Posted: Apr 17, 2019 3:26 am
by Wortfish
Rumraket wrote:
No, it clearly isn't. The segments being duplicated in stage C and F are the same, the Threonine-Alanine-Alanine tripeptide encoded by a 9-nucleotide repeat.


Please read the text and the quotes I provided:

B. "We discovered that the ancestral 9-nt element likely originated within a pair of conserved 27-nt GCA-rich duplicates that now flank each end of the repetitive (Thr-Ala-Ala)n cds in functional AFGPs."

C."We hypothesize that, upon the onset of selective pressure from cold polar marine conditions, duplications of a 9-nt ancestral element in the midst of the four GCA-rich duplicates occurred."

F."Subsequent intensification of environmental selection pressures likely drove the intragenic (Thr-Ala-Ala)n cds expansion forming large AFGP polyprotein genes (Fig. 4F) as well as additional whole gene duplications."

There are three stages of duplication claimed.

1. Duplication of a GCA-rich stretch of 27 nt ncDNA (Stage B).
2. Duplication of 9 nt elements within the duplicated 27 nt stretches (Stage C).
3. Final intragenic duplications of the TAA tri-codons (Stage F).

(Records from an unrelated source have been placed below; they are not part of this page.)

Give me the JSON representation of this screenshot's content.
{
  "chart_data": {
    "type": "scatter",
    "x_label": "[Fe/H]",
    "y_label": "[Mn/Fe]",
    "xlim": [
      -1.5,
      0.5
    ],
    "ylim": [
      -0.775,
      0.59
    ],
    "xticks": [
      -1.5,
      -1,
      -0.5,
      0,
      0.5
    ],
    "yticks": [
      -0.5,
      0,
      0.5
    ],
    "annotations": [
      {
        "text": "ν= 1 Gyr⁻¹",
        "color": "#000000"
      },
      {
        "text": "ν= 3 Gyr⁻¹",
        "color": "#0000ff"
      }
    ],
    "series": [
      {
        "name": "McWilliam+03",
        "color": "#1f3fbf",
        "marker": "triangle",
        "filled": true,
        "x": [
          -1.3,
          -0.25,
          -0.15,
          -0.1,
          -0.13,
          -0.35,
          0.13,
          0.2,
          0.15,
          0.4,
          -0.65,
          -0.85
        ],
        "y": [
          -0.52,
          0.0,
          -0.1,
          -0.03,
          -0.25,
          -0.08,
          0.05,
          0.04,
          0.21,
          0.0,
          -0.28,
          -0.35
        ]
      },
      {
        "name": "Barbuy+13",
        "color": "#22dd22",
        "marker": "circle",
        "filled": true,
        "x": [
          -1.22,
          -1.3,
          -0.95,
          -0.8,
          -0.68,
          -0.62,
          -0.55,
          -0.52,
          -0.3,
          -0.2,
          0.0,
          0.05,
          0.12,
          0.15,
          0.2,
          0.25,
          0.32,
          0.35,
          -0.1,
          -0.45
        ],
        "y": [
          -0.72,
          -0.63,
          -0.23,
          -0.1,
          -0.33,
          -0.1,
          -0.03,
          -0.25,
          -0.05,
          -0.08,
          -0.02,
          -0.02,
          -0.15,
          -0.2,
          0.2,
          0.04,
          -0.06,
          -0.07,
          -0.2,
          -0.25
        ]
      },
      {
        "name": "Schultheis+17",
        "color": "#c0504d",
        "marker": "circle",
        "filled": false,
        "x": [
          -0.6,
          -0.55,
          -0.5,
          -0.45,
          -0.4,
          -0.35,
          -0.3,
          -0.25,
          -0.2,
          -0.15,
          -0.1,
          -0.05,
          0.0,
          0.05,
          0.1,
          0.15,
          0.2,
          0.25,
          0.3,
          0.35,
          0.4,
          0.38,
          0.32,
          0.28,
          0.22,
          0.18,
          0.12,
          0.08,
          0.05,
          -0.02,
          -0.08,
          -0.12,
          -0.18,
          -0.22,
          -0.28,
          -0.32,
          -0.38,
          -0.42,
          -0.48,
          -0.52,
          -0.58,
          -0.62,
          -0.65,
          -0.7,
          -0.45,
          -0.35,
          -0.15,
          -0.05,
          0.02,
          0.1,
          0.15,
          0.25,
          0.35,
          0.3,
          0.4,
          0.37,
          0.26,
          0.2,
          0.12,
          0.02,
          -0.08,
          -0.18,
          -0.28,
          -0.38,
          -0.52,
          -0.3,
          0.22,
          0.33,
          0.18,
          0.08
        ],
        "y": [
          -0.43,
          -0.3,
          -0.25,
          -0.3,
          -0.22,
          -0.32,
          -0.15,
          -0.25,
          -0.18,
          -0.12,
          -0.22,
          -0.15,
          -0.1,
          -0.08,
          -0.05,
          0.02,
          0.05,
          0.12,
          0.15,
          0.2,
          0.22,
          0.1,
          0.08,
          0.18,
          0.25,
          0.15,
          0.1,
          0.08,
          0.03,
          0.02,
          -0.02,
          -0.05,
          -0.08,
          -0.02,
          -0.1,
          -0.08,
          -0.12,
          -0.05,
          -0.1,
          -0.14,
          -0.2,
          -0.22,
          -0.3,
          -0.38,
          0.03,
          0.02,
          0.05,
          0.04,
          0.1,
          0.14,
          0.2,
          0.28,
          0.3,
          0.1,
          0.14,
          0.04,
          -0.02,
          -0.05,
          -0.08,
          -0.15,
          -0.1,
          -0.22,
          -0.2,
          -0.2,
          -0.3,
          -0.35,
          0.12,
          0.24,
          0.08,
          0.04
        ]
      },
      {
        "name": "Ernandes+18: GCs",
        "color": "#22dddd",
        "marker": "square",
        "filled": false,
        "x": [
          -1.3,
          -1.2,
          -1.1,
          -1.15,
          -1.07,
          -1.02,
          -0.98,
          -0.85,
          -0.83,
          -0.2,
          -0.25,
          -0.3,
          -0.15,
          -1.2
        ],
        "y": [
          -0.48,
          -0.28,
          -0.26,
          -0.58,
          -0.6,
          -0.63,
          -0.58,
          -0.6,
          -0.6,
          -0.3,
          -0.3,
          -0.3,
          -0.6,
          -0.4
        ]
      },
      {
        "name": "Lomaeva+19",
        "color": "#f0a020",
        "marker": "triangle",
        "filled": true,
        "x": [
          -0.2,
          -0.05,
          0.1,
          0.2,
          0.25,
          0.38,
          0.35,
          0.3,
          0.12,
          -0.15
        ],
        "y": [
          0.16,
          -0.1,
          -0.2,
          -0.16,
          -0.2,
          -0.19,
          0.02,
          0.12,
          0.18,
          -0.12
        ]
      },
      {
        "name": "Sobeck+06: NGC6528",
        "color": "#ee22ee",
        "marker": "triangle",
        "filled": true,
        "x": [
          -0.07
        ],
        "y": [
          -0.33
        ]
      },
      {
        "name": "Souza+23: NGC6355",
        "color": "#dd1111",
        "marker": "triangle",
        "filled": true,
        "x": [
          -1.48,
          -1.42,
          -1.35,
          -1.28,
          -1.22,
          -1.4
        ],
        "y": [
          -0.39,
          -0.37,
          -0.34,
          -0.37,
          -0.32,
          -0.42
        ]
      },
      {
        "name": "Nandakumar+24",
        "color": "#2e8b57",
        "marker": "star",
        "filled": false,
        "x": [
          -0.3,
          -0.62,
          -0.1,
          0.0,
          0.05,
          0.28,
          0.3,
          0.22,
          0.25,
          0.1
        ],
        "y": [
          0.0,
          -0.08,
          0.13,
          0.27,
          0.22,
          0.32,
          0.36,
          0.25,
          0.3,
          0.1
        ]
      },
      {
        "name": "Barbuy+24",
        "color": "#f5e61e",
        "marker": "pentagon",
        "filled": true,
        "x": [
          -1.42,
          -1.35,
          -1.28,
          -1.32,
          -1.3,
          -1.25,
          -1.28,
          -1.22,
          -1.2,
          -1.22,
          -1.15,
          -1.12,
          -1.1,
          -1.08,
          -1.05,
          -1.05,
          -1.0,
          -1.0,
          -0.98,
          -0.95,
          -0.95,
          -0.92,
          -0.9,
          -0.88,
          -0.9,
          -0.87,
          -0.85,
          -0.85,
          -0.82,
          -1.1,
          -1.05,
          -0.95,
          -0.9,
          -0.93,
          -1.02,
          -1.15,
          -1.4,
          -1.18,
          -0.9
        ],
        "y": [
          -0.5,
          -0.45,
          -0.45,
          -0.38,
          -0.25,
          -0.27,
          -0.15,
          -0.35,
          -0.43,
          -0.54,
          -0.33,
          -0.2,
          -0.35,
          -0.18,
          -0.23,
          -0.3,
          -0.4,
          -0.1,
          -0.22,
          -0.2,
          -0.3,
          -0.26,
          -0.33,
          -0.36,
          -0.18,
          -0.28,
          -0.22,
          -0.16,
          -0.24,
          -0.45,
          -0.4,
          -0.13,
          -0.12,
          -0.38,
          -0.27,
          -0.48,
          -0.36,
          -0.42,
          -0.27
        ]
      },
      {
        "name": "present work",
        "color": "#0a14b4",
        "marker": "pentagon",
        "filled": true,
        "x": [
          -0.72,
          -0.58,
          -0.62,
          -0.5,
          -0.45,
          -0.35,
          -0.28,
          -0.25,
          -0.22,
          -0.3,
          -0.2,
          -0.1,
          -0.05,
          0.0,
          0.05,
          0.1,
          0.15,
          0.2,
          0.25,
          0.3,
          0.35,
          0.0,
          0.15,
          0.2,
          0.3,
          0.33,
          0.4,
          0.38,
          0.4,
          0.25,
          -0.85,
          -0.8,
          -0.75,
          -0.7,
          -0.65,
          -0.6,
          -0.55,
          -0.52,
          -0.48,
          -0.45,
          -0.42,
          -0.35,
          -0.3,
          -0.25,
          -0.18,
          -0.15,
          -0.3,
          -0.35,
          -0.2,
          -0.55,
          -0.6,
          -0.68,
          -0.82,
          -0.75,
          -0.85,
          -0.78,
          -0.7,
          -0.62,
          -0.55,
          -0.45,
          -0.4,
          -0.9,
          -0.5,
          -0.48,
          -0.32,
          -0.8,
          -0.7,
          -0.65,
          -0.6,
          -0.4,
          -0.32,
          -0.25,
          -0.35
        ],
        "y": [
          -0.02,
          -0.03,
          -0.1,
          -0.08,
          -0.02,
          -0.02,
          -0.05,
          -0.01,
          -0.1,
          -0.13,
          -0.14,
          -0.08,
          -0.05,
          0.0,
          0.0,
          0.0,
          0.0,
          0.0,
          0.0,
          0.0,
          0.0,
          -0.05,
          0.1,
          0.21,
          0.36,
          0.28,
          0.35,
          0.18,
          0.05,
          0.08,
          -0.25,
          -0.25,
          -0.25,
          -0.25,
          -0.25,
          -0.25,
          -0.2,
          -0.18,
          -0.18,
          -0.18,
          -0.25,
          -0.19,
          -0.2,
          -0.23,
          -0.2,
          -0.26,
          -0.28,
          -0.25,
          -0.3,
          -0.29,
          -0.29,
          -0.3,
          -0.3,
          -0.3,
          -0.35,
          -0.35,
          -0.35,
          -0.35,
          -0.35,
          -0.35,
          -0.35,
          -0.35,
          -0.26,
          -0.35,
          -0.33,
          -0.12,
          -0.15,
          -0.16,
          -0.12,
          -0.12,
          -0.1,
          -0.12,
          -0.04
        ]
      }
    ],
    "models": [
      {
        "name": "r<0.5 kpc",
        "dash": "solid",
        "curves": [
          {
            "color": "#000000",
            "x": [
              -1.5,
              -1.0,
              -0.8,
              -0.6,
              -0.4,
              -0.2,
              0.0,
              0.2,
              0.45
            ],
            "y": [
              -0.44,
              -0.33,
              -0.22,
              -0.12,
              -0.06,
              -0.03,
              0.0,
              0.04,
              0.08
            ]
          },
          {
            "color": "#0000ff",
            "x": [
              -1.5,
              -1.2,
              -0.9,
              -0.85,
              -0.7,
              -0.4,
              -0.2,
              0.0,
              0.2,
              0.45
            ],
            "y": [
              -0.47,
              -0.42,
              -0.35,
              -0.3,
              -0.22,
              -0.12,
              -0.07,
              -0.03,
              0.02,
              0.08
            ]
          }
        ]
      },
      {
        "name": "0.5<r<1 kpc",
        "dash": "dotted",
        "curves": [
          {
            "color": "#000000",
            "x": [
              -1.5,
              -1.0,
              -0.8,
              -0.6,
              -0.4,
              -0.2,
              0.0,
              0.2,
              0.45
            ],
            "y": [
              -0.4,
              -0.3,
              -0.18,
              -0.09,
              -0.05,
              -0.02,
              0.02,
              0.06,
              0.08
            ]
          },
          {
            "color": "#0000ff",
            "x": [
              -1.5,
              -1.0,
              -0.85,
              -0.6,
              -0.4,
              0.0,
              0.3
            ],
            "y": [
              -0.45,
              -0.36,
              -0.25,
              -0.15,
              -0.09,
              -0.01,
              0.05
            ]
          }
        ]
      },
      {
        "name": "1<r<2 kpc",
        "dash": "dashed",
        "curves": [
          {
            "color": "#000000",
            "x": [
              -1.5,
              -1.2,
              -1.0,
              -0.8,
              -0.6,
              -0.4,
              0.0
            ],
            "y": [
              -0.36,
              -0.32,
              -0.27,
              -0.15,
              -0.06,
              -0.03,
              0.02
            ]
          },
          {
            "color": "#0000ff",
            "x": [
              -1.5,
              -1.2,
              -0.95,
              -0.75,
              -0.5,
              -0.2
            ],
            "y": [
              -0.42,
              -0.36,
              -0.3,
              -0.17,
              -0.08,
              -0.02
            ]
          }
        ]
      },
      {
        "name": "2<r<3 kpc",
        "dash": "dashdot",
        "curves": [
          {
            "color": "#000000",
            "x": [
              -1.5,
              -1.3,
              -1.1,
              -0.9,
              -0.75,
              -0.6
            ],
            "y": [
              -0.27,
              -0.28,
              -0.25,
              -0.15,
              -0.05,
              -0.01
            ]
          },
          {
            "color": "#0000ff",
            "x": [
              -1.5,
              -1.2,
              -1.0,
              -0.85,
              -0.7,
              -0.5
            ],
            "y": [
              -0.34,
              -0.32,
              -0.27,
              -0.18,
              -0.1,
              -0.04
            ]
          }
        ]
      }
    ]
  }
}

Then all the more reason not to think the authors are somehow stupid and would seriously postulate that selection somehow made duplications happen in a locus not being expressed.


Maybe they are stupid....or believe in some sort of Lamarckism where the environment induces mutations to happen.

There has to be some sort of limit to how stupid we should allow ourselves to think the authors are. You are familiar with the concepts of strawmanning and steelmanning? Rather than giving their words a deliberately hostile interpretation, try to be at least somewhat charitable and assume they can think.


We should never assume anything.

No, there is absolutely zero fucking reason to think they are claiming that, and only a braindead creationist tool with a pseudoscientific political agenda would deliberately ascribe to them this fatuous insinuation.


They make that very clear within the text.

What's a "completely chance" mutation and how would those be different from mutations happening even if a particular selection pressure is in operation? Natural selection doesn't make particular mutations happen. It instead acts to bias their rate of increase or decrease in frequency in the population when and if they occur, should those mutations have an effect on fitness.


The repeated bouts of microsatellite-like duplication of just the TAA codons (why not others?) are not just chance mutations but also extremely unlikely to the point of being wishful thinking.

No, it's a completely straightforward explanation of the pattern observed from comparative genetics of the sample of fish taxons being stuided. These are the types of patterns expected to exist if a protein coding gene evolved from non-coding DNA.


It isn't. The whole scenario presented is ridiculous. The worst part is the idea that the proto-sequence was transplanted to a new genomic region and the authors admit they have no idea how it happened:

We propose the possibility that the cis-promoter region was acquired in the most recent common ancestor of the AFGP-bearing clade through a stochastic translocation of the ancestral AFGP founder region to a new genomic site that happened to contain a TATA motif thereby conferring transcriptional capability. Although the specific mechanism of the translocation is currently unclear, cryptic transcriptional initiation sites and regulatory signals are deemed prevalent throughout genomes as increasing evidence suggests large portions of genomes become transcribed at some time.


What are you even talking about here?


Again. Read the paper:

The latent signal peptide (SP)-coding exons were fortuitous noncoding DNA sequence immediately upstream of the 9-nt element, which, when spliced, supplied a typical secretory signal......A functional AFGP consists of three exons and two introns. The first two small exons (E1 and E2) and the first two nts of the large third exon (E3) encode the SP, and the rest of E3 encodes a short propeptide and the long AFGP polyprotein.